Thumbs up to emergency texting
Facing a need to enable its speech- and hearing-impaired residents to communicate directly with 9-1-1 call takers in an emergency, last year Black Hawk County, Iowa, adopted next-generation 9-1-1 capabilities that allow its emergency call centers to receive text messages. The technology also helps others who find themselves in circumstances where texting is the best and safest available means to contact 9-1-1.
The text messaging pilot project began in early 2009, and in August 2009, the service went live. The technology uses an augmented commercial short message service infrastructure from a wireless carrier in the state. Longmont, Colo.-based Intrado developed the Internet Protocol network and emergency text gateway that accepts and routes the messages to the correct public safety answering point (PSAP). The PSAP also needed minor upgrades to its call handling equipment so the text message could be displayed on the call-taker’s monitor.
Although texting to 9-1-1 will not replace the current public safety response provided by voice call operations, it has proven useful in protecting residents from possible harm. In one instance, a woman used her cell phone to send a text message to 9-1-1 when her former boyfriend — who had assaulted her in the past — entered her residence. Texting allowed the woman to communicate with the 9-1-1 call taker without speaking, which may have revealed her location in the home to the intruder. Police officers were dispatched to the woman’s residence, where the former boyfriend was arrested for violating a “no contact” order.
For her leadership in the 9-1-1 text messaging project, Judy Flores, director of the Black Hawk Consolidated Communications Center, recently received the “Government Leader Award” at the 7th Annual “9-1-1 Honors Gala” in Washington.
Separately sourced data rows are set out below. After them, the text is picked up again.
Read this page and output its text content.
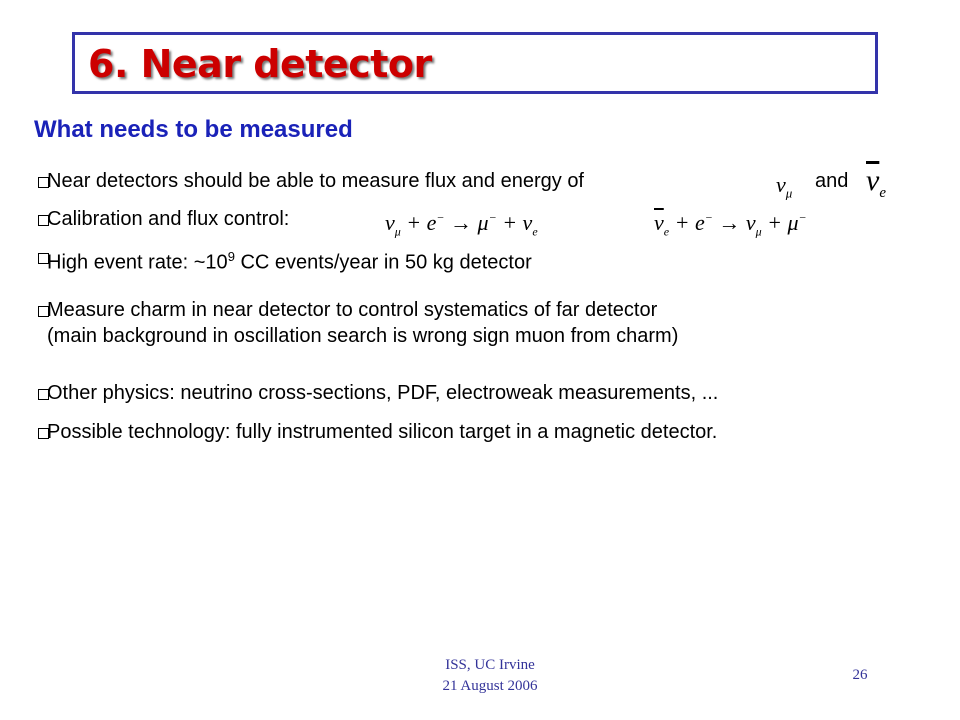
6. Near detector
What needs to be measured
Near detectors should be able to measure flux and energy of	$\nu_\mu$
and $\overline{\nu}_e$
Calibration and flux control:	$\nu_\mu + e^- \to \mu^- + \nu_e$	$\overline{\nu}_e + e^- \to \nu_\mu + \mu^-$
High event rate: $\sim 10^9$ CC events/year in 50 kg detector
Measure charm in near detector to control systematics of far detector
(main background in oscillation search is wrong sign muon from charm)
Other physics: neutrino cross-sections, PDF, electroweak measurements, ...
Possible technology: fully instrumented silicon target in a magnetic detector.
ISS, UC Irvine
21 August 2006
26
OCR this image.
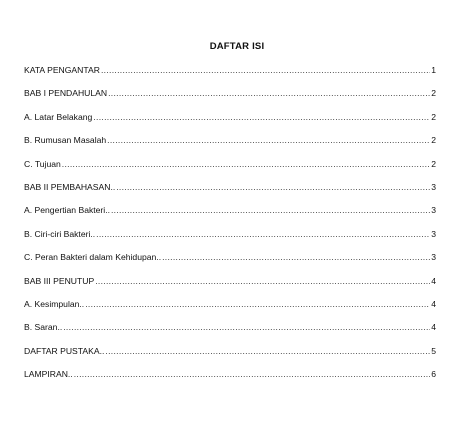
DAFTAR ISI
KATA PENGANTAR .....	1
BAB I PENDAHULAN .....	2
A. Latar Belakang .....	2
B. Rumusan Masalah .....	2
C. Tujuan .....	2
BAB II PEMBAHASAN.. .....	3
A. Pengertian Bakteri.. .....	3
B. Ciri-ciri Bakteri.. .....	3
C. Peran Bakteri dalam Kehidupan.. .....	3
BAB III PENUTUP .....	4
A. Kesimpulan.. .....	4
B. Saran.. .....	4
DAFTAR PUSTAKA.. .....	5
LAMPIRAN.. .....	6
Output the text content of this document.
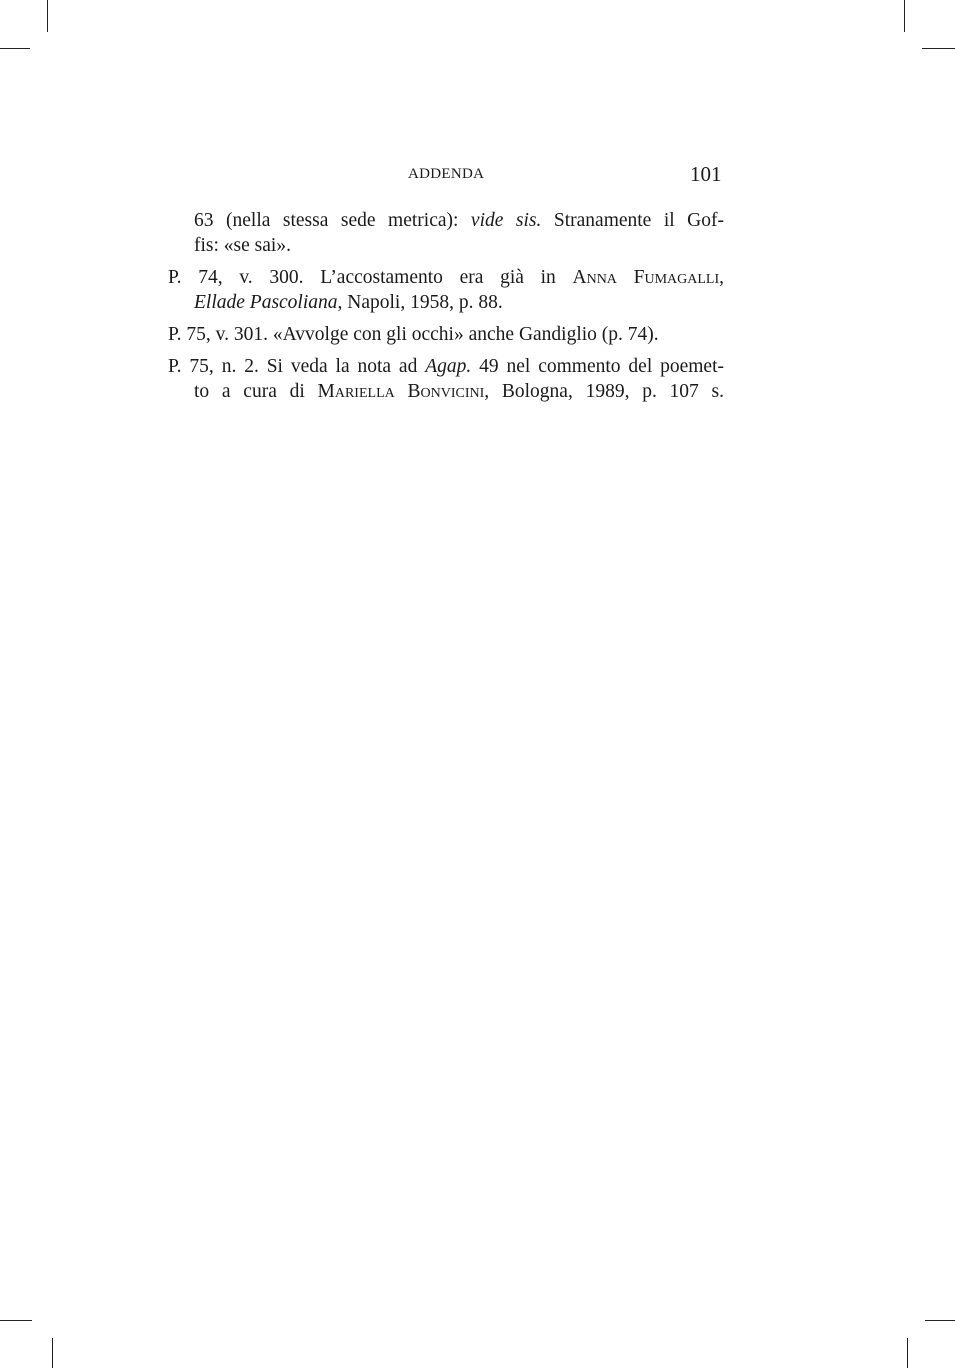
ADDENDA	101

63 (nella stessa sede metrica): vide sis. Stranamente il Gof-
fis: «se sai».

P. 74, v. 300. L’accostamento era già in Anna Fumagalli,
Ellade Pascoliana, Napoli, 1958, p. 88.

P. 75, v. 301. «Avvolge con gli occhi» anche Gandiglio (p. 74).

P. 75, n. 2. Si veda la nota ad Agap. 49 nel commento del poemet-
to a cura di Mariella Bonvicini, Bologna, 1989, p. 107 s.
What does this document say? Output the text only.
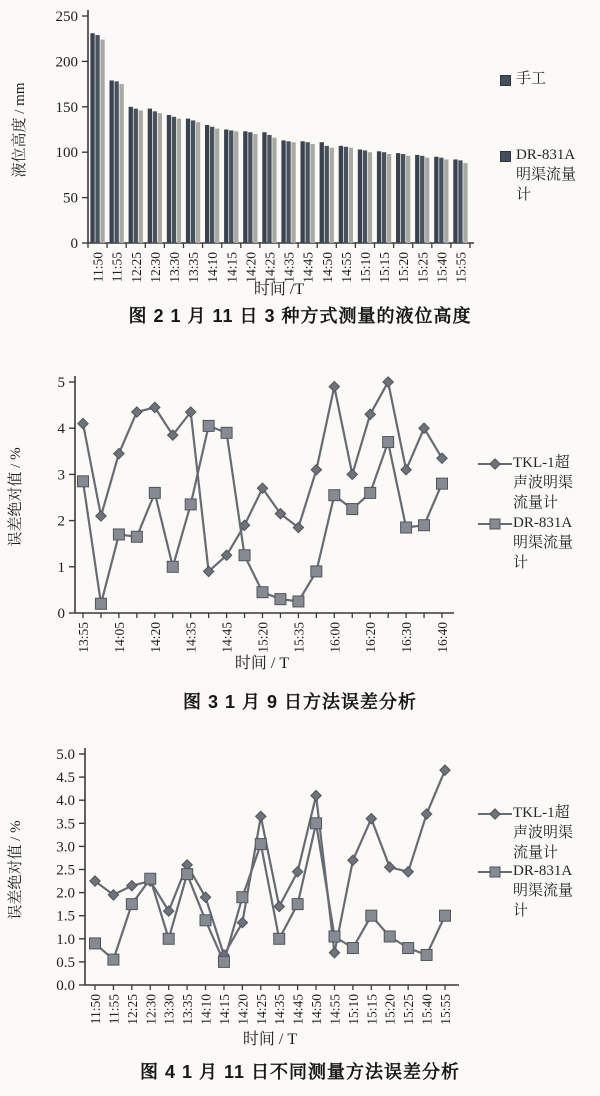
0
50
100
150
200
250
时间 /T
液位高度 / mm
11:50 11:55 12:25 12:30 13:30 13:35 14:10 14:15 14:20 14:25 14:35 14:45 14:50 14:55 15:10 15:15 15:20 15:25 15:40 15:55
手工
DR-831A明渠流量计
图 2 1 月 11 日 3 种方式测量的液位高度
0
1
2
3
4
5
时间 / T
误差绝对值 / %
13:55 14:05 14:20 14:35 14:45 15:20 15:35 16:00 16:20 16:30 16:40
TKL-1超声波明渠流量计
DR-831A明渠流量计
图 3 1 月 9 日方法误差分析
0.0
0.5
1.0
1.5
2.0
2.5
3.0
3.5
4.0
4.5
5.0
时间 / T
误差绝对值 / %
11:50 11:55 12:25 12:30 13:30 13:35 14:10 14:15 14:20 14:25 14:35 14:45 14:50 14:55 15:10 15:15 15:20 15:25 15:40 15:55
TKL-1超声波明渠流量计
DR-831A明渠流量计
图 4 1 月 11 日不同测量方法误差分析
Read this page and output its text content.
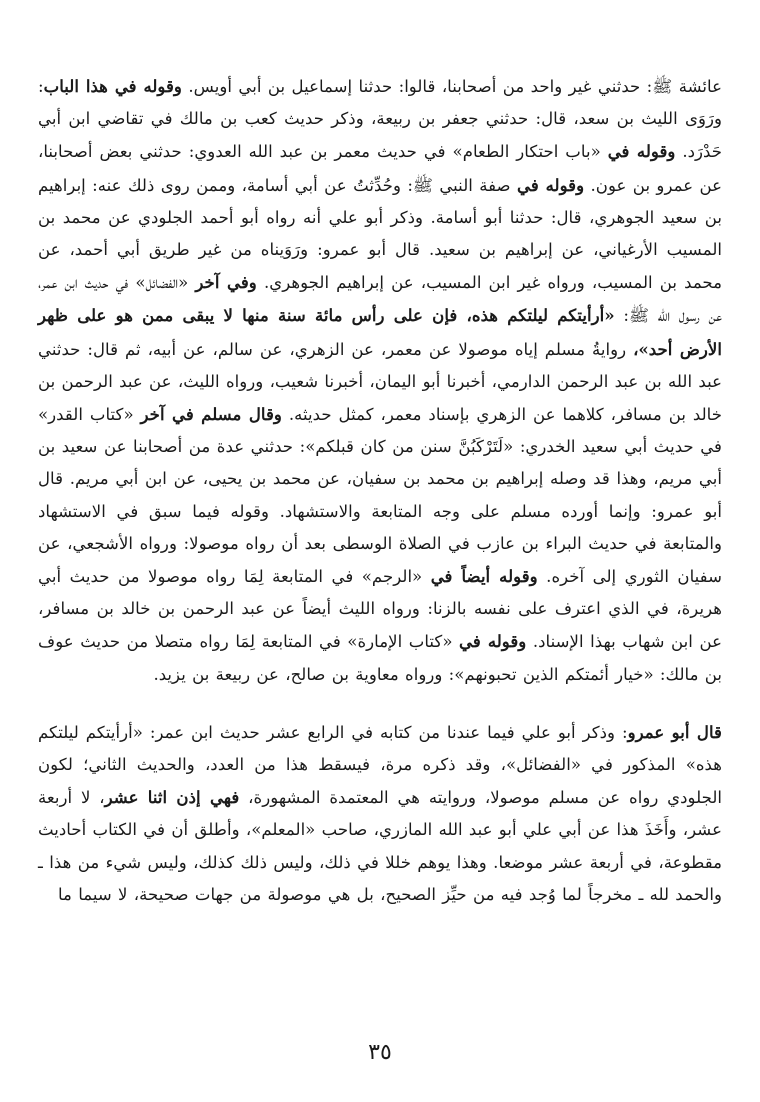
عائشة ﷺ: حدثني غير واحد من أصحابنا، قالوا: حدثنا إسماعيل بن أبي أويس. وقوله في هذا الباب: ورَوَى الليث بن سعد، قال: حدثني جعفر بن ربيعة، وذكر حديث كعب بن مالك في تقاضي ابن أبي حَدْرَد. وقوله في «باب احتكار الطعام» في حديث معمر بن عبد الله العدوي: حدثني بعض أصحابنا، عن عمرو بن عون. وقوله في صفة النبي ﷺ: وحُدِّثتُ عن أبي أسامة، وممن روى ذلك عنه: إبراهيم بن سعيد الجوهري، قال: حدثنا أبو أسامة. وذكر أبو علي أنه رواه أبو أحمد الجلودي عن محمد بن المسيب الأرغياني، عن إبراهيم بن سعيد. قال أبو عمرو: ورَوَيناه من غير طريق أبي أحمد، عن محمد بن المسيب، ورواه غير ابن المسيب، عن إبراهيم الجوهري. وفي آخر «الفضائل» في حديث ابن عمر، عن رسول الله ﷺ: «أرأيتكم ليلتكم هذه، فإن على رأس مائة سنة منها لا يبقى ممن هو على ظهر الأرض أحد»، روايةُ مسلم إياه موصولا عن معمر، عن الزهري، عن سالم، عن أبيه، ثم قال: حدثني عبد الله بن عبد الرحمن الدارمي، أخبرنا أبو اليمان، أخبرنا شعيب، ورواه الليث، عن عبد الرحمن بن خالد بن مسافر، كلاهما عن الزهري بإسناد معمر، كمثل حديثه. وقال مسلم في آخر «كتاب القدر» في حديث أبي سعيد الخدري: «لَتَرْكَبُنَّ سنن من كان قبلكم»: حدثني عدة من أصحابنا عن سعيد بن أبي مريم، وهذا قد وصله إبراهيم بن محمد بن سفيان، عن محمد بن يحيى، عن ابن أبي مريم. قال أبو عمرو: وإنما أورده مسلم على وجه المتابعة والاستشهاد. وقوله فيما سبق في الاستشهاد والمتابعة في حديث البراء بن عازب في الصلاة الوسطى بعد أن رواه موصولا: ورواه الأشجعي، عن سفيان الثوري إلى آخره. وقوله أيضاً في «الرجم» في المتابعة لِمَا رواه موصولا من حديث أبي هريرة، في الذي اعترف على نفسه بالزنا: ورواه الليث أيضاً عن عبد الرحمن بن خالد بن مسافر، عن ابن شهاب بهذا الإسناد. وقوله في «كتاب الإمارة» في المتابعة لِمَا رواه متصلا من حديث عوف بن مالك: «خيار أئمتكم الذين تحبونهم»: ورواه معاوية بن صالح، عن ربيعة بن يزيد.

قال أبو عمرو: وذكر أبو علي فيما عندنا من كتابه في الرابع عشر حديث ابن عمر: «أرأيتكم ليلتكم هذه» المذكور في «الفضائل»، وقد ذكره مرة، فيسقط هذا من العدد، والحديث الثاني؛ لكون الجلودي رواه عن مسلم موصولا، وروايته هي المعتمدة المشهورة، فهي إذن اثنا عشر، لا أربعة عشر، وأَخَذَ هذا عن أبي علي أبو عبد الله المازري، صاحب «المعلم»، وأطلق أن في الكتاب أحاديث مقطوعة، في أربعة عشر موضعا. وهذا يوهم خللا في ذلك، وليس ذلك كذلك، وليس شيء من هذا ـ والحمد لله ـ مخرجاً لما وُجد فيه من حيِّز الصحيح، بل هي موصولة من جهات صحيحة، لا سيما ما

٣٥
The Government Leader Award recognizes the efforts of federal, state and local officials in developing and implementing public policy to advance the capabilities of 9-1-1 emergency communications.
“Public safety must be able to support 9-1-1 text messaging,” Flores says. “Enabling 9-1-1 systems to accept text messages not only helps protect sensory impaired callers, but helps to satisfy the expectations of millions of people in the U.S. who rely on standard text messaging as a regular means of communication and assume the service is already widely available.”
Project: 9-1-1 Text Messaging
County: Black Hawk County, Iowa
Agency: Black Hawk Consolidated Communications Center in Waterloo
Vendors: Longmont, Colo.-based Intrado Inc.; Marshalltown, Iowa-based RACOM Corp.